Voices

Picnicking on the past

March 23, 2006


Driving east, I could look in the rearview mirror and see my charge, safely buckled. We usually drove without talking, accompanied only by the hum of a pop radio station and the air conditioning.

As the car slid across State Line Rd., from Kansas to Missouri, potholes and narrow lanes reminded me of the lower property values in this part of the city. The houses were still imposing, the people still well-to-do, but old Kansas City enjoyed a laidback ambience that the city government was glad to keep up by neglecting improvements.

The bumps finally subsided as I turned into the narrow lot. We got out, and immediately before us lay the rolling hills and shady trees of Loose Park.

When I took a summer job as a nanny for seven-year-old Sarah last year, I planned to take her to this park frequently. It sat only a few minutes from her home in Kansas City’s most posh suburb, and it had all sorts of diversions to supplement my creativity in planning activities for the day.

Though I had expected to go to Loose Park, I had not expected to relive my past every time. Going with Sarah, seeing this place through the eyes of a child who reminded me very much of myself, made me trace with precision my many experiences there when I was her age, and all those that she still had to look forward to.

Nearly every week I was with Sara we packed up the picnic basket, complete with child-friendly juice boxes and peanut butter or ham sandwiches, grabbed the zebra-print comforter and dragged both to the same grassy knoll.

There had been so many other picnics over the years, just feet from that spot. My best friends and I brought a baguette and a bottle of sparkling grape juice to celebrate the brilliantly sunny afternoon of our last day of high school. The baguette, always smeared with Nutella, became a staple of every summer afternoon with those girls, as four or five of us, now scattered across the country, piled so close together on an eternally too-small blanket to read and analyze the characters of our schoolmates.

Lying on the blanket next to me, Sarah insisted on hearing every detail about my boyfriend, Alex, as I texted him to arrange dinner plans. I remembered coming to this park with him not long before. We sat on a stone bench designed for two, and he held me while I chattered nervously. An older woman saw us and smiled, and I wondered what kind of couple we made.

By the last time I visited the park with Sarah, Alex and I had broken up, but I didn’t have the heart to tell her, so I just kept answering each question as if nothing had happened.
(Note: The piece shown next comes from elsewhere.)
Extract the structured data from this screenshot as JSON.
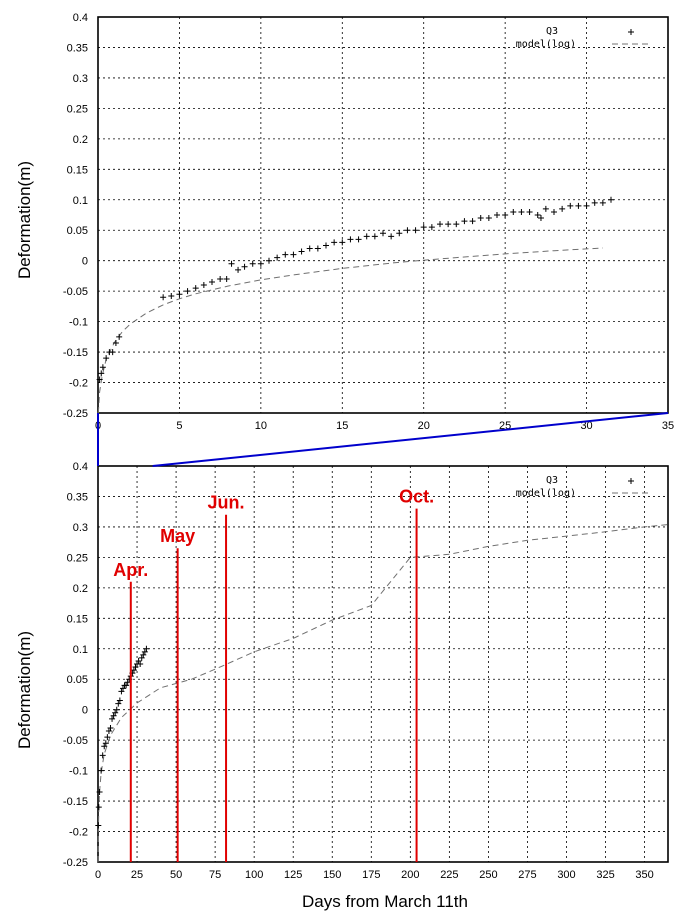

Sarah was easy-going and lacked the frantic energy of other children. Often, it was difficult even to coax her into taking the little exercise her mother required. She was usually happy reading the American Girl series or taking pictures on my camera phone. I agreed that it was nicer to battle the mosquitoes from a blanket in the shade than in the open sun, but duty and the charms of the vast park made me drag Sarah away.

We walked to the rose garden, where she and her neighbor, Hannah, made clover chains, tying the flowers together into wreaths and bracelets just I had done a decade ago. I halfheartedly tied together a few, content to take in the beauty and fragrance of the garden.

The girls finished their project, picking a few more clovers for the ride home, and we hiked back over the hill to the pond. We had a little bread for the ducks, and I helped them distribute it, becoming nostalgic for my favorite childhood activity. My father and I had disposed of countless hotdog buns, crumbs, and occasionally even a few slices of Pepperidge Farm white bread at this spot. We had walked across the little footbridge and eaten McDonald’s under the willow. I hope to do it again.

Just as the girls finished up the bread, lightning and light rain threatened our outing. We ran to the car and quickly left the park behind.